Firstly, sorry if this sounds stupid.

In my hackjob of a reworking of the Geolocation API, I am trying to determine where the values passed in to "then" or "done" are defined.

The Geolocation spec has http://www.w3.org/TR/geolocation-API/#position and http://www.w3.org/TR/geolocation-API/#position_error_interface objects which are only ever used when passed into the success or error callbacks.

I think (I could be wrong) that in the current model of DOMFutures, their usage in the spec is left hanging? i.e, they might be defined but there is no usage in the IDL for them.

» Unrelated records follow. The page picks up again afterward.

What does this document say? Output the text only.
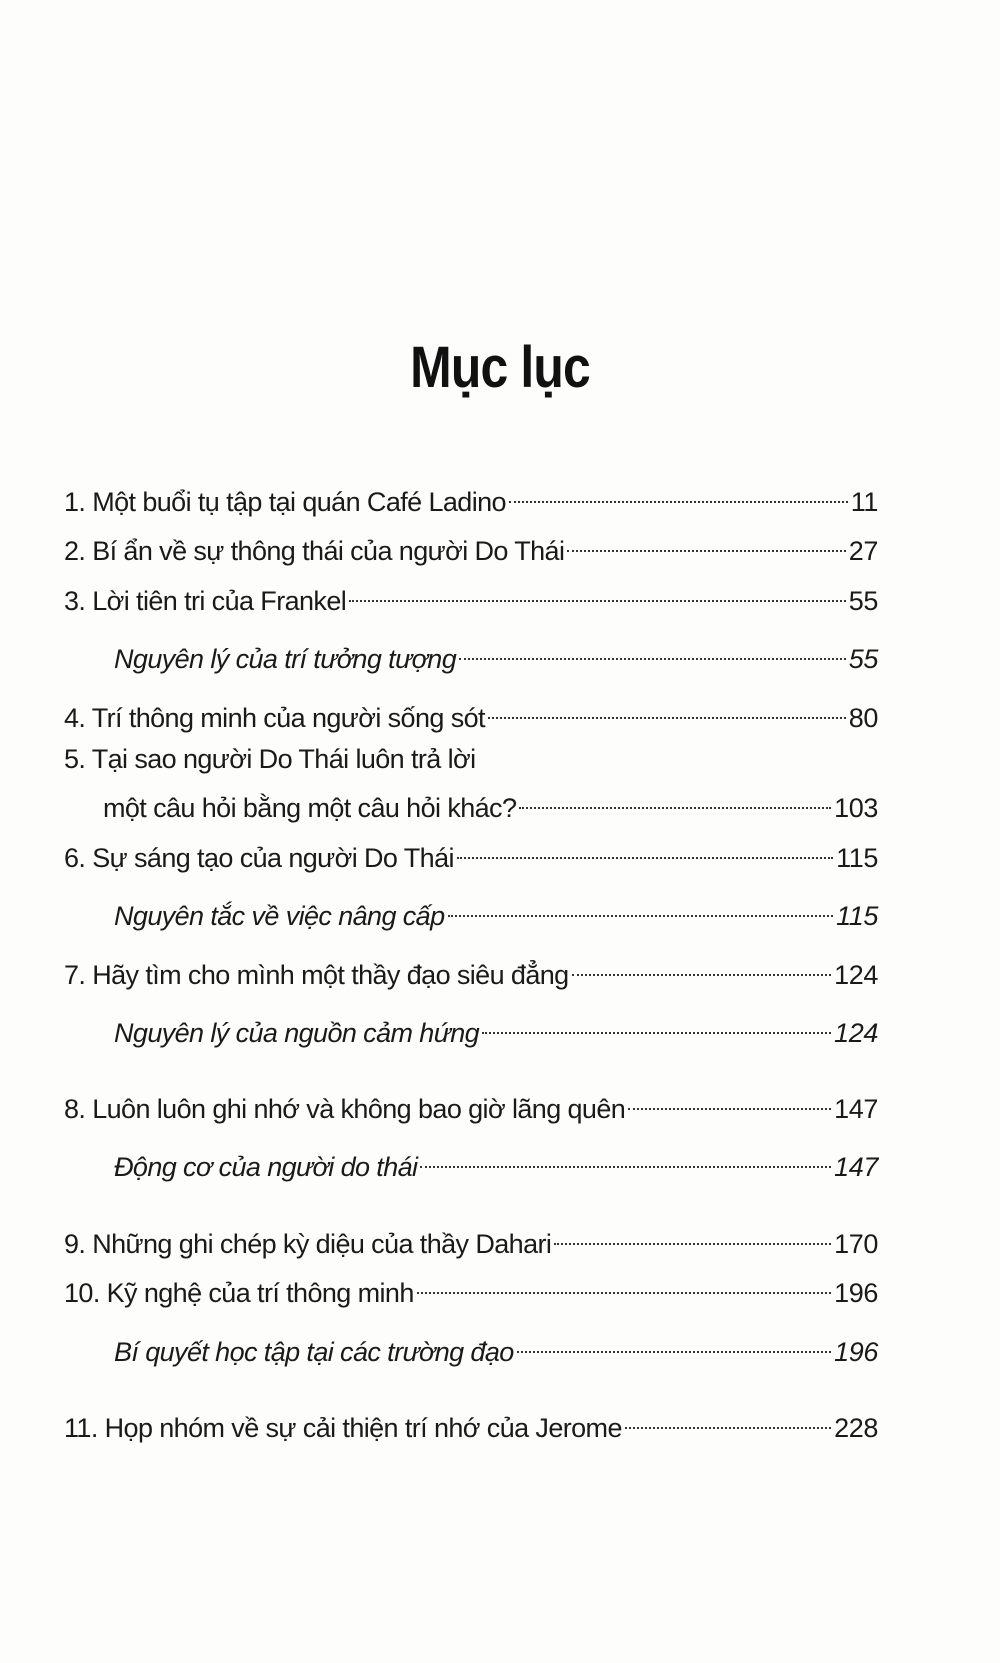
Mục lục
1. Một buổi tụ tập tại quán Café Ladino	11
2. Bí ẩn về sự thông thái của người Do Thái	27
3. Lời tiên tri của Frankel	55
Nguyên lý của trí tưởng tượng	55
4. Trí thông minh của người sống sót	80
5. Tại sao người Do Thái luôn trả lời
một câu hỏi bằng một câu hỏi khác?	103
6. Sự sáng tạo của người Do Thái	115
Nguyên tắc về việc nâng cấp	115
7. Hãy tìm cho mình một thầy đạo siêu đẳng	124
Nguyên lý của nguồn cảm hứng	124
8. Luôn luôn ghi nhớ và không bao giờ lãng quên	147
Động cơ của người do thái	147
9. Những ghi chép kỳ diệu của thầy Dahari	170
10. Kỹ nghệ của trí thông minh	196
Bí quyết học tập tại các trường đạo	196
11. Họp nhóm về sự cải thiện trí nhớ của Jerome	228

Is it expected that authors will create a {X}Future IDL for their API by either specifiying that the accept callback takes a API{X} specific object, or that done and then will be defined more deeply for the API?

For example, Geo might have a GeoIDL of: dictionary Position { /* what ever the spec defines */ };

dictionary PositionError { /* what ever the spec defines */ };

callback GeoCallback = void (Position); callback GeoErrorCallback = void (PositionError);

interface GeoOperation : DOMFuture { void done(optional GeoCallback onaccept, optional GeoErrorCallback onreject); void then(optional GeoCallback onaccept, optional GeoErrorCallback onreject); };

Is this along the correct way of thinking or am I miles off?

domenic commented 11 years ago

Good question. I'll leave it to the real IDL users and experts to answer, but IMO this ties into #20; the nicest way for things to be would be something like

DOMFuture<Position> getCurrentPosition(optional PositionOptions options);
// rejects with PositionError

I am modeling this off synchronous IDL I have seen, which seems to go something like

Position getCurrentPosition(optional PositionOptions options); // throws PositionError
annevk commented 11 years ago

The IDL would be something like:

Future getCurrentPosition(... options);

(Maybe we'll get the fancy IDL notation if Future becomes a JavaScript type.)

Then in prose you'd define that the Future is accepted at some point in time and passed an object X. Or passed several arguments X, Y, Z, depending on how we want to model that. The Future specification will provide hooks.